When I was a kid, I would dream about how I would be when I grew up. I would think about the freedom to wear make up, go out whenever I want to, earn my own money, travel…
Being an adult is sooooo not how I thought it would be.
Here I am in the conference room, eating lunch alone, listening to music to keep my face from falling into my plate. I’m sitting in front of this huge rectangle table that can seat 12 people. I’m alone, yet the table is full of my crap, notes littering the place, papers that need to be filed, on going reports that I have to get done by the end of the day, today’s newspaper unread, the phone book, the wireless phone, my cellphone, staplers, paperclips, a puncher, my notepad open with my list to do, peeking out underneath is a billing statement that I have to make a cash voucher for, brown envelopes with papers I need to go through, black pens scattered across the table….my half eaten lunch in front of me. This lunch by the way should have been eaten yesterday, I was out of the office though, attending a meeting with the company’s Executive Officers, which I made the presentation for the day before.

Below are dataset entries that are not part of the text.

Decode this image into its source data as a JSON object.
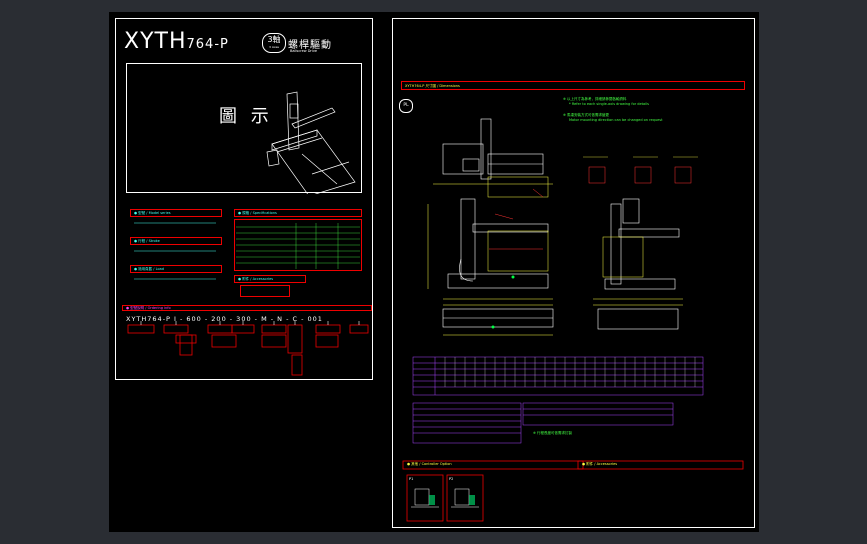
{
  "left": {
    "model": "XYTH",
    "model_suffix": "764-P",
    "axes_badge": "3軸",
    "axes_badge_sub": "3 Axes",
    "drive_cn": "螺桿驅動",
    "drive_en": "Ballscrew Drive",
    "illustration_label": "圖 示",
    "sections": {
      "s1": "● 型號 / Model series",
      "s2": "● 行程 / Stroke",
      "s3": "● 適用負載 / Load",
      "s4": "● 規格 / Specifications",
      "s5": "● 附件 / Accessories",
      "order": "● 型號說明 / Ordering info"
    },
    "order_code": "XYTH764-P  I - 600 - 200 - 300 - M - N - C - 001"
  },
  "right": {
    "header": "XYTH764-P 尺寸圖 / Dimensions",
    "note_lines": [
      "※ 以上尺寸為參考，詳細請參閱各軸資料",
      "* Refer to each single-axis drawing for details",
      "※ 馬達安裝方式可依需求變更",
      "Motor mounting direction can be changed on request"
    ],
    "label_pl": "PL",
    "table_note": "※ 行程長度可依需求訂製",
    "bottom_left": "● 其他 / Controller Option",
    "bottom_right": "● 附件 / Accessories",
    "p1": "P1",
    "p2": "P2"
  }
}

So here I am, with a thousand things to get done, staring at my lunch, fighting the urge to doze off and the only thing that I could think of is, “How the hell did I grow up? When did that happen? ” Yesterday I was in school, at the top of my class, worrying about getting straight As and getting a monthly alowance that’s just as much as I’m getting paid for now. I must have missed the memo.

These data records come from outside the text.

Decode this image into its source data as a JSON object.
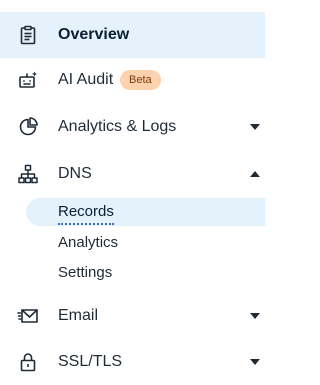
{
  "nav": {
    "overview": {
      "label": "Overview",
      "icon": "clipboard-icon"
    },
    "ai_audit": {
      "label": "AI Audit",
      "badge": "Beta",
      "icon": "robot-icon"
    },
    "analytics_logs": {
      "label": "Analytics & Logs",
      "icon": "pie-chart-icon",
      "expanded": false
    },
    "dns": {
      "label": "DNS",
      "icon": "sitemap-icon",
      "expanded": true,
      "children": [
        {
          "label": "Records",
          "active": true
        },
        {
          "label": "Analytics",
          "active": false
        },
        {
          "label": "Settings",
          "active": false
        }
      ]
    },
    "email": {
      "label": "Email",
      "icon": "envelope-icon",
      "expanded": false
    },
    "ssl_tls": {
      "label": "SSL/TLS",
      "icon": "lock-icon",
      "expanded": false
    }
  },
  "colors": {
    "active_bg": "#e6f2fb",
    "badge_bg": "#fbd2ad",
    "badge_text": "#7a3c11",
    "text": "#1f2a37"
  }
}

I came home from work yesterday to find my family fighting over how to sell our land. Apparently, nobody knows what to do step by step. My grandmother and my aunt were screaming insults and I had to come between them, make a list of things to do in chronological order, specifically tell them what to do (You call this and that. You prepare the papers. ) My lola was like, “Tell the driver to pick you up because Sheila said so.” Wow man, who’s the boss in this house? Geez, I swear I was amazed when they followed everything I said. Then it hit me. I. AM. A. GROWN -UP. I wanted to tell her, “You’re the old person, you make the decisions. I’m 22 years old, what do I know?” The weight of being responsible for my family here, especially with this transaction that’s worth a lot of money, it’s scary.
My aunts and my mom abroad told me months ago, “Take care of them here. Make sure they don’t mess up.” That took me back to my childhood when being responsible for my sisters became second nature. But it’s different this time, because they are older than me, they should know better. I have a job to keep. They don’t.
Sigh* I am a grown up alright. I am a grown up and I am so very tired.